I.I.I. president Dr. Robert Hartwig shares his thoughts on the passing of his predecessor Gordon Stewart:
The Insurance Information Institute lost one of its own last week with the passing of its former president, Gordon Stewart, at the age of 75. Like many, I was deeply saddened to hear of his passing when his wife, Zanne, called me the day before Thanksgiving. That said, there is no question that his was a life that was very well and very fully lived.
I had known Gordon since 1998 when he hired me as the Institute’s economist and was privileged to work alongside him until his retirement in 2006, handing over the reins to me at that time. From my very first meeting with him–my interview–I knew that Gordon was different. During that first meeting we must have spoken for nearly two hours–during only a fraction of which did we discuss nitty gritty insurance issues. The conversation leapt from insurance to domestic and global economic concerns of the day to politics to fine art, to theater and classical music and back again. Gordon could manage to segue with ease between incredibly diverse topics and in the process always leave you a little smarter than you were before the conversation. He could also leave you scratching your head. How does this man know all this stuff? Why didn’t I see those same connections? These were just a few of the questions I often had to ask myself. But I learned from those experiences–and that’s exactly what Gordon would have wanted.
Gordon’s passion for the arts, literature, language and history transcended his professional life. He named our servers and printers after composers. The I.I.I. offices in lower Manhattan showcased his enormous and eclectic art collection, which included everything from ancient Chinese pottery to 20th-century pop art icons like Andy Warhol. His office wall was festooned with pictures of him with presidents (all of them–dating back to Nixon), popes and potentates of every sort from every corner of the globe. Once while accompanying Gordon on a business trip to Boston he met up for dinner with the famous “French Chef,” Julia Child. On another trip, this time to Washington, he gave a free piano concert to passersby in the lobby of the Mayflower Hotel. Yes, he was a classically trained pianist, and I was spellbound by the performance (he insisted that he was merely practicing!).
Gordon’s formal education at various institutions in the U.S. and Europe focused on history, music, art and literature. He was a master of the written and spoken word–and spoke German fluently. His intellect and passion for what he believed in made him a formidable debater and in the final analysis, a very persuasive individual. These traits served him well in his years writing speeches for President Jimmy Carter and while working in the administrations of two New York City mayors, John Lindsay and David Dinkins.
Gordon’s deep political experience prepared him well for his time in the private sector, first with the American Stock Exchange and then with the I.I.I. Gordon was keenly aware of the power of public perception. When he became president of the Institute in 1991, the insurance industry’s approval rating was just 35 percent. By the time he retired in 2006 it exceeded 60 percent.

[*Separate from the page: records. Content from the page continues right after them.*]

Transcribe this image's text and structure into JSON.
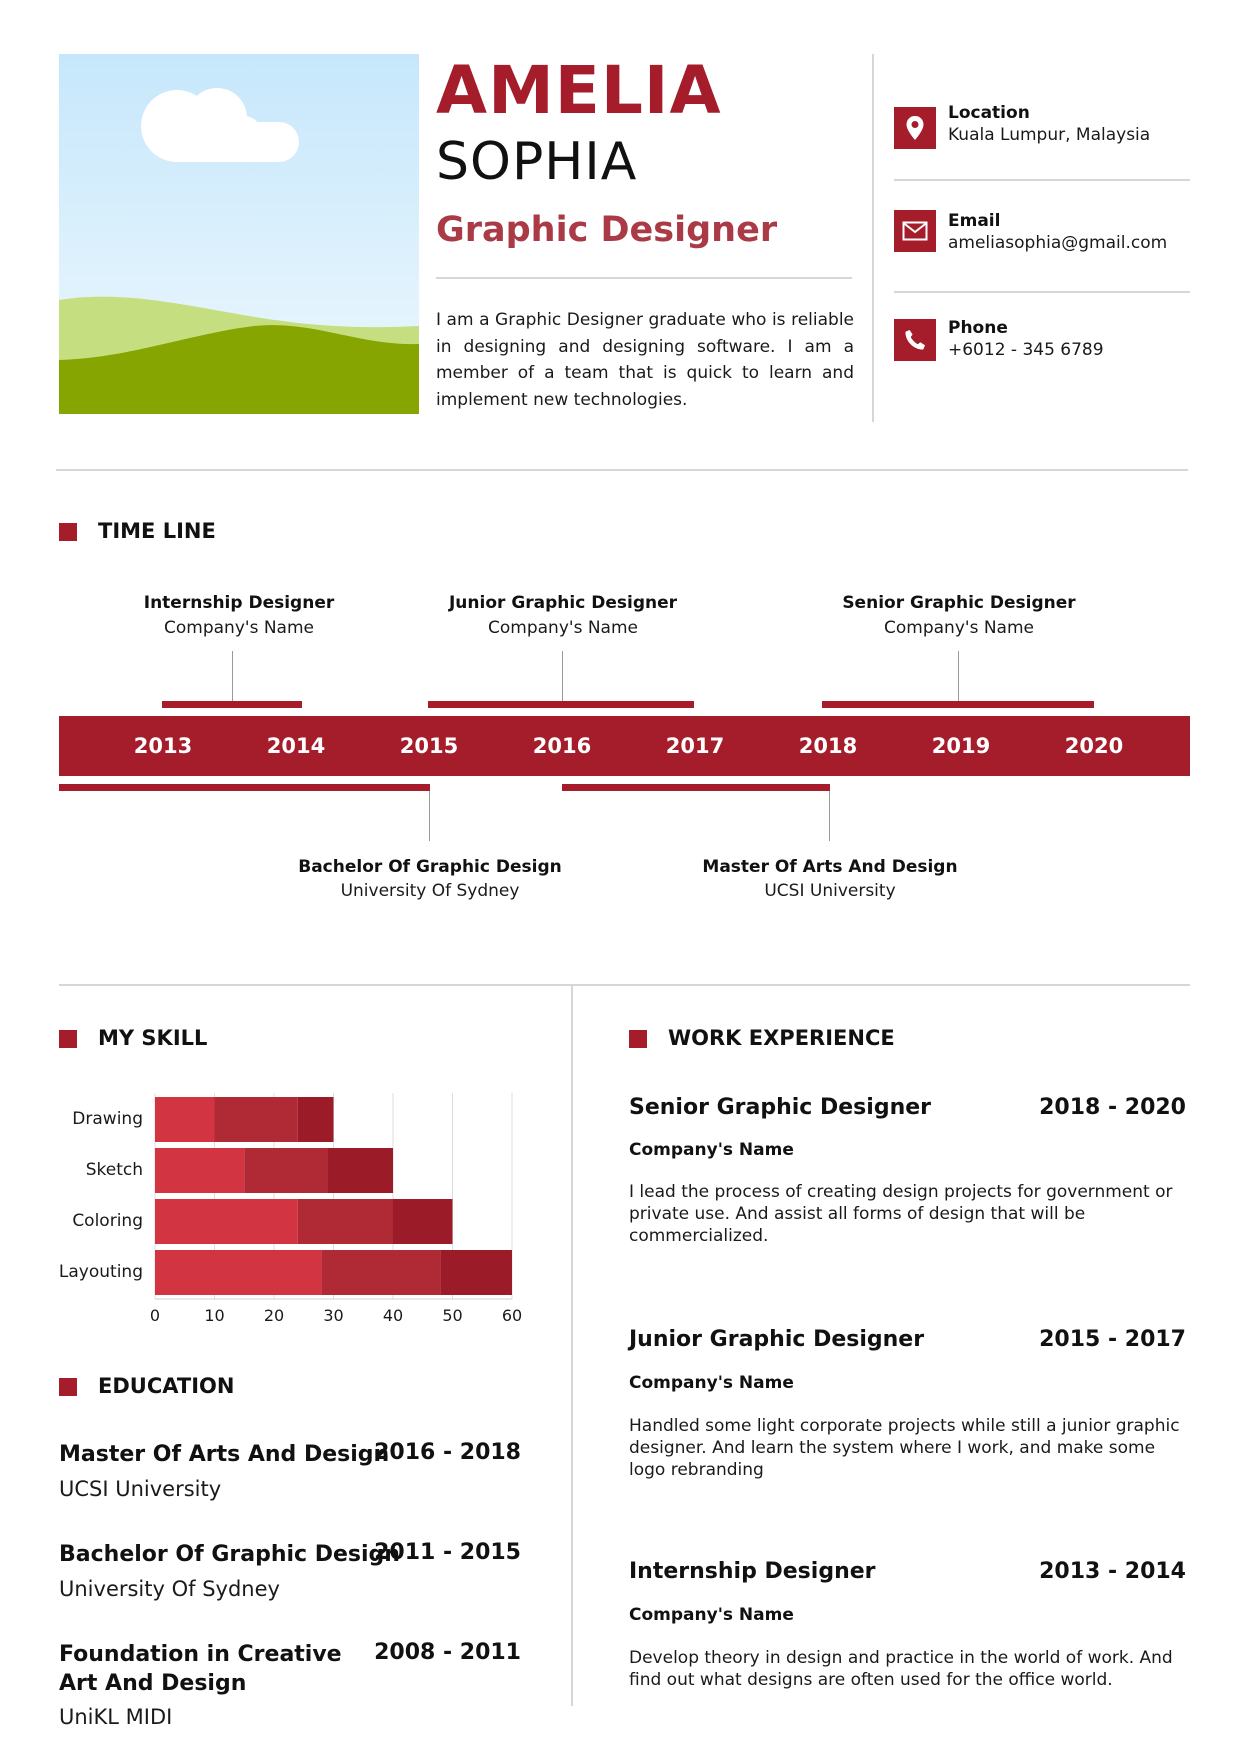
{
  "header": {
    "first_name": "AMELIA",
    "last_name": "SOPHIA",
    "role": "Graphic Designer",
    "summary": "I am a Graphic Designer graduate who is reliable in designing and designing software. I am a member of a team that is quick to learn and implement new technologies."
  },
  "contact": {
    "location_label": "Location",
    "location_value": "Kuala Lumpur, Malaysia",
    "email_label": "Email",
    "email_value": "ameliasophia@gmail.com",
    "phone_label": "Phone",
    "phone_value": "+6012 - 345 6789"
  },
  "timeline": {
    "title": "TIME LINE",
    "years": [
      "2013",
      "2014",
      "2015",
      "2016",
      "2017",
      "2018",
      "2019",
      "2020"
    ],
    "above": [
      {
        "title": "Internship Designer",
        "subtitle": "Company's Name"
      },
      {
        "title": "Junior Graphic Designer",
        "subtitle": "Company's Name"
      },
      {
        "title": "Senior Graphic Designer",
        "subtitle": "Company's Name"
      }
    ],
    "below": [
      {
        "title": "Bachelor Of Graphic Design",
        "subtitle": "University Of Sydney"
      },
      {
        "title": "Master Of Arts And Design",
        "subtitle": "UCSI University"
      }
    ]
  },
  "skills": {
    "title": "MY SKILL"
  },
  "chart_data": {
    "type": "bar",
    "orientation": "horizontal",
    "stacked": true,
    "categories": [
      "Drawing",
      "Sketch",
      "Coloring",
      "Layouting"
    ],
    "series": [
      {
        "values": [
          10,
          15,
          24,
          28
        ],
        "color": "#d23442"
      },
      {
        "values": [
          14,
          14,
          16,
          20
        ],
        "color": "#b02a36"
      },
      {
        "values": [
          6,
          11,
          10,
          12
        ],
        "color": "#9b1b28"
      }
    ],
    "xlim": [
      0,
      60
    ],
    "xticks": [
      "0",
      "10",
      "20",
      "30",
      "40",
      "50",
      "60"
    ],
    "grid": true,
    "legend": "none"
  },
  "education": {
    "title": "EDUCATION",
    "items": [
      {
        "title_line1": "Master Of Arts And Design",
        "title_line2": "",
        "years": "2016 - 2018",
        "school": "UCSI University"
      },
      {
        "title_line1": "Bachelor Of Graphic Design",
        "title_line2": "",
        "years": "2011 - 2015",
        "school": "University Of Sydney"
      },
      {
        "title_line1": "Foundation in Creative",
        "title_line2": "Art And Design",
        "years": "2008 - 2011",
        "school": "UniKL MIDI"
      }
    ]
  },
  "work": {
    "title": "WORK EXPERIENCE",
    "items": [
      {
        "title": "Senior Graphic Designer",
        "years": "2018 - 2020",
        "company": "Company's Name",
        "desc": "I lead the process of creating design projects for government or private use. And assist all forms of design that will be commercialized."
      },
      {
        "title": "Junior Graphic Designer",
        "years": "2015 - 2017",
        "company": "Company's Name",
        "desc": "Handled some light corporate projects while still a junior graphic designer. And learn the system where I work, and make some logo rebranding"
      },
      {
        "title": "Internship Designer",
        "years": "2013 - 2014",
        "company": "Company's Name",
        "desc": "Develop theory in design and practice in the world of work. And find out what designs are often used for the office world."
      }
    ]
  },
  "icons": {
    "location": "location-pin-icon",
    "email": "envelope-icon",
    "phone": "phone-icon",
    "photo": "landscape-placeholder-image"
  },
  "colors": {
    "accent": "#a51c2a",
    "role": "#a93a46"
  }
}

Retirement didn’t slow Gordon down. The fact that he remained active in the insurance world through the International Insurance Society, the Geneva Association was a great benefit to the industry. And in many ways, the pace at which he lived his life quickened. He founded an online newspaper and was able to fully indulge his passion for art, music and theater–including teaching his young daughter, Katy, to play piano.
Gordon also returned to his love of 18th century music and last fall recruited top musicians playing period instruments to perform his own arrangement of Handel’s Messiah, conducting the concert just before Christmas. He was planning to conduct this challenging piece once again this Christmas as well as Beethoven’s Eroica next June.
It is impossible to summarize the full 75 years of such an extraordinary man. Despite having known him for 16 years, my words cannot possibly do him justice. When he died he was in the midst of writing his memoirs. How I would have enjoyed reading them, end-to-end.
Gordon was an utterly extraordinary man and I had the good fortune to call him a colleague, a mentor and friend. He was someone I deeply admired and respected for so many reasons and I, as well as everyone who knew him, will miss him dearly.